The act of creation, regardless of medium, is an act of individual will. It requires the creator to have a vocabulary to work with, whether words, gestures, symbols, etc. Sometimes it can be a fine line between using fair use and plagiarism, and we all know that; sometimes things are gray.
Fairey is profiting off of the historical misery of others. Many of the images come from marginalized peoples or radicalized political movements; these people are highly unlikely to sue for copyright infringement, and Fairey knows this, and in fact counts on it. But he takes these images and uses them, often line for line, without crediting the original creators. This is HIGHLY UNETHICAL, and robs the audience of an additional layer of meaning to the pieces.
Allyson, this is where your analogy falls down. If Fairey were using a single image (of, say, a gun) as part of a larger composition, people probably wouldn’t have such an issue. But he uses whole swaths of other people’s imagery, and often makes it the center of his pieces.
Of course there are issues of law and copyright at work here, but ultimately I feel sorry for Fairey; he takes meaningful images and leaves them meaningless.
posted by David on 1-9-2008 at 11:13 am
David Says: “The act of creation, regardless of medium, is an act of individual will”
It’s so 19th century !!! So romantic, as in the romantic movement. I don’t blame you as it’s still a widely shared view on what an author is.
The thing is, “individual will” is probably the worst part in creation. Most of our individual wills are mundane, dull.
Accidents, chance, inspiration, subconsciousness, contradictions, amorality, desires, external constraints are a major part of creation.
And, youknow, you can will as you want, but you never really know WHAT is willing through you when you will… do you?
“This is HIGHLY UNETHICAL”
Well, it probably is unethical. But I’m not sure ethic as something to do with the quality of any artwork. It doesn’t seems like a factor in assessing if something is sucessful as an artwork.
For that matter, a lot of artwork from the past centuries and decades is and was sexist, for example.
posted by jln on 1-11-2008 at 6:40 pm
BY:
Did you get permission to post this art? lolzords,
MF:
“i’m not making a profit from it”
BY:
sorry, i apologize.
posted by Bornyesterday on 2-2-2008 at 6:28 pm
“If Marcel Duchamp can take a urinal, turn it upside down, and call it a fountain, so that I can view it at the Philadelphia Museum of Art, than Shepherd Fairey can reference other forms of art in an entirely hand made work.”

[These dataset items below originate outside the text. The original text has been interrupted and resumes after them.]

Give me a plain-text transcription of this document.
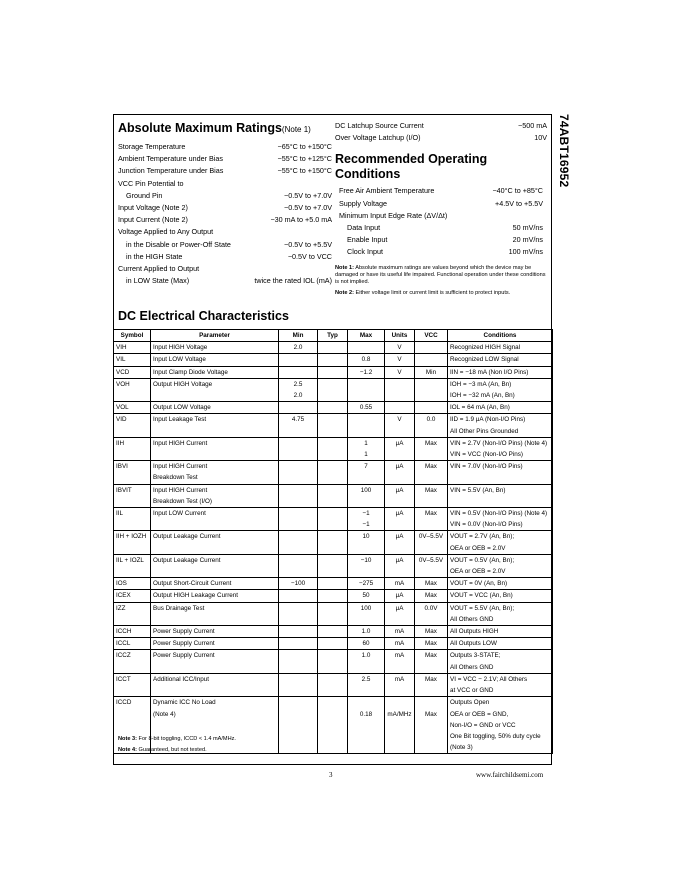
74ABT16952
Absolute Maximum Ratings(Note 1)
Storage Temperature	−65°C to +150°C
Ambient Temperature under Bias	−55°C to +125°C
Junction Temperature under Bias	−55°C to +150°C
VCC Pin Potential to
Ground Pin	−0.5V to +7.0V
Input Voltage (Note 2)	−0.5V to +7.0V
Input Current (Note 2)	−30 mA to +5.0 mA
Voltage Applied to Any Output
in the Disable or Power-Off State	−0.5V to +5.5V
in the HIGH State	−0.5V to VCC
Current Applied to Output
in LOW State (Max)	twice the rated IOL (mA)
DC Latchup Source Current	−500 mA
Over Voltage Latchup (I/O)	10V
Recommended Operating
Conditions
Free Air Ambient Temperature	−40°C to +85°C
Supply Voltage	+4.5V to +5.5V
Minimum Input Edge Rate (ΔV/Δt)
Data Input	50 mV/ns
Enable Input	20 mV/ns
Clock Input	100 mV/ns

Note 1: Absolute maximum ratings are values beyond which the device may be damaged or have its useful life impaired. Functional operation under these conditions is not implied.

Note 2: Either voltage limit or current limit is sufficient to protect inputs.

DC Electrical Characteristics
Symbol	Parameter	Min	Typ	Max	Units	VCC	Conditions
VIH	Input HIGH Voltage	2.0			V		Recognized HIGH Signal
VIL	Input LOW Voltage			0.8	V		Recognized LOW Signal
VCD	Input Clamp Diode Voltage			−1.2	V	Min	IIN = −18 mA (Non I/O Pins)
VOH	Output HIGH Voltage	2.5					IOH = −3 mA (An, Bn)
		2.0					IOH = −32 mA (An, Bn)
VOL	Output LOW Voltage			0.55			IOL = 64 mA (An, Bn)
VID	Input Leakage Test	4.75			V	0.0	IID = 1.9 μA (Non-I/O Pins)
							All Other Pins Grounded
IIH	Input HIGH Current			1	μA	Max	VIN = 2.7V (Non-I/O Pins) (Note 4)
				1			VIN = VCC (Non-I/O Pins)
IBVI	Input HIGH Current			7	μA	Max	VIN = 7.0V (Non-I/O Pins)
	Breakdown Test						
IBVIT	Input HIGH Current			100	μA	Max	VIN = 5.5V (An, Bn)
	Breakdown Test (I/O)						
IIL	Input LOW Current			−1	μA	Max	VIN = 0.5V (Non-I/O Pins) (Note 4)
				−1			VIN = 0.0V (Non-I/O Pins)
IIH + IOZH	Output Leakage Current			10	μA	0V–5.5V	VOUT = 2.7V (An, Bn);
							OEA or OEB = 2.0V
IIL + IOZL	Output Leakage Current			−10	μA	0V–5.5V	VOUT = 0.5V (An, Bn);
							OEA or OEB = 2.0V
IOS	Output Short-Circuit Current	−100		−275	mA	Max	VOUT = 0V (An, Bn)
ICEX	Output HIGH Leakage Current			50	μA	Max	VOUT = VCC (An, Bn)
IZZ	Bus Drainage Test			100	μA	0.0V	VOUT = 5.5V (An, Bn);
							All Others GND
ICCH	Power Supply Current			1.0	mA	Max	All Outputs HIGH
ICCL	Power Supply Current			60	mA	Max	All Outputs LOW
ICCZ	Power Supply Current			1.0	mA	Max	Outputs 3-STATE;
							All Others GND
ICCT	Additional ICC/Input			2.5	mA	Max	VI = VCC − 2.1V; All Others
							at VCC or GND
ICCD	Dynamic ICC No Load						Outputs Open
	(Note 4)			0.18	mA/MHz	Max	OEA or OEB = GND,
							Non-I/O = GND or VCC
							One Bit toggling, 50% duty cycle
							(Note 3)
Note 3: For 8-bit toggling, ICCD < 1.4 mA/MHz.
Note 4: Guaranteed, but not tested.
3	www.fairchildsemi.com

People who reference Duchamp when defending Fairey are willfully ignorant. When Duchamp (who in fact, actually made many of his supposed readymades) unveiled them, they were mocking the pretentiousness of art. Compare this to Fairey, who labels his bullshit artwork a “lesson in phenomenology”, and then acts in all seriousness like a fucking Andre the Giant face on a dollar bill is “serious artwork”. When people started to come up with highfaluting critique son what Duchamps urinals meant, he fled the art world and moved first to installation pieces, and finally out of it completely, dedicating the rest of his life mostly to chess.
In fact, this is part of the reason why Lichtenstein and Warhol’s later works went down hill; they started to buy the bullshit people said about them. By the 80’s Warhol sincerely believed that the shallowness he once ostensibly mocked, was the raison d’tiere of life. He even published a ridiculous gossip magazine mostly about him and others in the NY party scene in an attempt to prove his own immortal words, that forever haunted him, “that everyone will have their 15 minutes of fame”.